Looking and Really Seeing
so-called minorities as actual people
Sometimes words fail us. Sometimes, we overuse words meant for describing power when we’re trying to talk about people. When we call people minorities, it should only ever be in the context of naming and questioning who gets to be in the majority. These terms serve a purpose. They describe the power dynamics in society, a community, an industry, a workplace. We have to talk about them plainly in order to protect human rights and correct imbalances of power. But when it comes to describing individual human beings, the same words can only tell you the most reductive things about a person. The word minority, and even more specific identifying words like BIPOC, person of color, queer person, et cetera, don’t really tell you what a person is like, who they love, what they dream of, what makes them nervous, what makes them glad.
This is where art can help. Good art doesn’t have to try hard to “humanize” people. They were never not human. Good art helps the viewer look and see better. Dehumanizing was always a problem of the gazer, not the gazed upon. Sometimes art is able to get to the human core of things and also address imbalances of power, and I’m always glad when this happens.
If you’re in Oakland Chinatown this spring, make sure to stop in the Oakland Asian Cultural Center and look for this exhibit of photographs of Bay Area immigrants by local photographer and activist, Joyce Xi.
It’s not obvious from the outside where it is, but this is what the facade of the building looks like:
You might recognize this plaza because its garage is one of the best places to park in Chinatown. Go up to the second floor, through the main doors of the Oakland Asian Cultural Center, and to the hallway on your right. There you’ll find several displays of photographs – first the smaller ones, then larger portraits as you continue through another doorway, down the hall.
I usually don’t love wall text in an art exhibit, but in this case it was necessary and powerful to read the words of the people in the photos.
“It’s different when you speak your own language. You speak freely. You don’t have to make up words…. You speak your heart, you speak your emotions.”
– Bushra
I learned English as a small child, before I was aware of language as a thing one has to learn. I remember not being able to understand or communicate at daycare when I was three or four, and that it felt isolating. And then I remember being five or six, in kindergarten, and resenting being pulled out of class for ESL instruction that I no longer needed. And slowly losing my Vietnamese as English became the language in which I think. It’s still there in me, not lost completely, as I grew up speaking it to my parents and to most of my elders. There are parts of me that can only be accessed through the tones of Vietnamese, certain words that strike a special chord, notes that don’t resonate otherwise. To be all the parts of me, I need more than one language.

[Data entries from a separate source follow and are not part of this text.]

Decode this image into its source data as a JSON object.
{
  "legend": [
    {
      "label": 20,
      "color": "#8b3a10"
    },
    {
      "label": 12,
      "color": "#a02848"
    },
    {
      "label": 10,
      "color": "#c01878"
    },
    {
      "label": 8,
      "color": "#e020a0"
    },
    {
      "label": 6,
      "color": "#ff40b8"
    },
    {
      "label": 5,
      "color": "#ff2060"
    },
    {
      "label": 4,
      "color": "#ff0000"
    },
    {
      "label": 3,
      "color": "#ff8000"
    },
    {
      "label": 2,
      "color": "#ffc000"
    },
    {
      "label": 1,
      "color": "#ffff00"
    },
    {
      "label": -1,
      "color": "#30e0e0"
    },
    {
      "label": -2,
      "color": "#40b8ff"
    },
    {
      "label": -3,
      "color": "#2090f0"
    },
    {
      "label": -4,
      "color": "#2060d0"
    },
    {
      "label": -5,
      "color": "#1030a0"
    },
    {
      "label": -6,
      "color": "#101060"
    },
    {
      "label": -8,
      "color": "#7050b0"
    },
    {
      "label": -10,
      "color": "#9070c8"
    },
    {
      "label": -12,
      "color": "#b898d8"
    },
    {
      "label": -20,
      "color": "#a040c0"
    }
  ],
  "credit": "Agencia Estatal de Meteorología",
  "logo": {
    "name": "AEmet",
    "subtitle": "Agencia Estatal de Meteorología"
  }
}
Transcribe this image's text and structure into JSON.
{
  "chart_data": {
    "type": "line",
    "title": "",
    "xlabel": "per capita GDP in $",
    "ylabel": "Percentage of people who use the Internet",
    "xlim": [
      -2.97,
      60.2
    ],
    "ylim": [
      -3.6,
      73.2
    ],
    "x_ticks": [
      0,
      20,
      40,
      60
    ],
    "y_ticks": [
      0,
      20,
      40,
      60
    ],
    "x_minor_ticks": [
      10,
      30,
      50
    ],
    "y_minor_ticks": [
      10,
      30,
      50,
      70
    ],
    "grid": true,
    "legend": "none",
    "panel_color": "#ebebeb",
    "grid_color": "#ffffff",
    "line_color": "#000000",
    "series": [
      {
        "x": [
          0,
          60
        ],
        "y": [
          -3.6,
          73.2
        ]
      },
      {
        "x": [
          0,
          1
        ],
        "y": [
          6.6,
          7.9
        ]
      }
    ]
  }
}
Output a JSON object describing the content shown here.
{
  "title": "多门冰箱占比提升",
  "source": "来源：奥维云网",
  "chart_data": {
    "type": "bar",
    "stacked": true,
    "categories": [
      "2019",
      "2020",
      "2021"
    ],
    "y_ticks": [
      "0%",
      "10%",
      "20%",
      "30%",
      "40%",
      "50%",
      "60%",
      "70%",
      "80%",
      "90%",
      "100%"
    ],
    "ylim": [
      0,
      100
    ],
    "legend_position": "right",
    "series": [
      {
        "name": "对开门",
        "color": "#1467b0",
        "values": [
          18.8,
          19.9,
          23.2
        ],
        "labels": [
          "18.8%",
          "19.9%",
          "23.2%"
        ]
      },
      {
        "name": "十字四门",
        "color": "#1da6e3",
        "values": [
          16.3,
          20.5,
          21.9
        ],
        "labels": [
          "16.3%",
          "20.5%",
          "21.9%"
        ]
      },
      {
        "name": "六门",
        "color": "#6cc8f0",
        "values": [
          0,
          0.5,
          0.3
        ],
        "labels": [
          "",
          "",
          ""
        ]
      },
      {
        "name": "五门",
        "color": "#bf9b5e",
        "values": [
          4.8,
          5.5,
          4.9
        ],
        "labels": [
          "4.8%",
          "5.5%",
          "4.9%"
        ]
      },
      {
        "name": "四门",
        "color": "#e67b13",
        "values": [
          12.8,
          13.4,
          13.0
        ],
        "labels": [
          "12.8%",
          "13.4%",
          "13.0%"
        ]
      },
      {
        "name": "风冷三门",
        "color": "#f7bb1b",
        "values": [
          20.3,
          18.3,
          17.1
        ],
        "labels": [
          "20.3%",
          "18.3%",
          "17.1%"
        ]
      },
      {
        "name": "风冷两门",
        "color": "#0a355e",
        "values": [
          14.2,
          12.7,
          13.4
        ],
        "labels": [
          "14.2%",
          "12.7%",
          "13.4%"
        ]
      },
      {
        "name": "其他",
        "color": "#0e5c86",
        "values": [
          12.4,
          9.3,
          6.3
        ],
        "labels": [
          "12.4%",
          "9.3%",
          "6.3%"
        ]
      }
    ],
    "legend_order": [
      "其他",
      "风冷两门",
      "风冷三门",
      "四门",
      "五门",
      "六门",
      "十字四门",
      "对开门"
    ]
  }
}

“When I first came here and took my son to the children’s hospital, the lady who spoke Khmer and did medical interpretation for me… it was so important at the time. I didn’t speak any English. For her to translate the information that I gave to her accurately and she relay[ed] it to the doctor, it was so intriguing. I kept thinking in my head, this is a job I want to do later in life when I speak English fluently.”
– Sophal
I think about the continuity built by refugees and immigrants who become helpers for the ones who come after them. How much this is needed.
“I completed the 4th grade at the Thai-Burma refugee camp before coming to the U.S. When I came to the U.S., I was 16 years old, and I had the opportunity to attend Oakland International High School. I faced enormous challenges, including speaking in English, building relationships with friends and teachers.”
– Paw Paw
I recognized my former student from Oakland International High School before I read the wall text next to her portrait. And I remembered how she used to look at me sometimes, a mixture of sad and sorry. I was sorry too, for the gaps between us that the words we had could not bridge.
It strikes me now that we are not meant to understand everyone fully – how could we? But we can relinquish the colonizing impulse to control their language and how they express themselves. In California, a relatively large number of languages are considered in public contexts like signage, medical documents, and voter guides. English-only initiatives are stupidly popular in many states. With French roots, Louisiana is a bit of an outlier in the South, and New Orleans the American city most like being in another country. I learn new words here all the time.
But it was in Oakland, where I was a public school teacher whose students spoke over 30 different languages, that I experienced, on the daily, the complex beauty of the world, and was challenged, on the daily, to rise to meet it. Go see this photo exhibit if you can. You’ll get a taste of the richness of that experience, and come out a better person for it.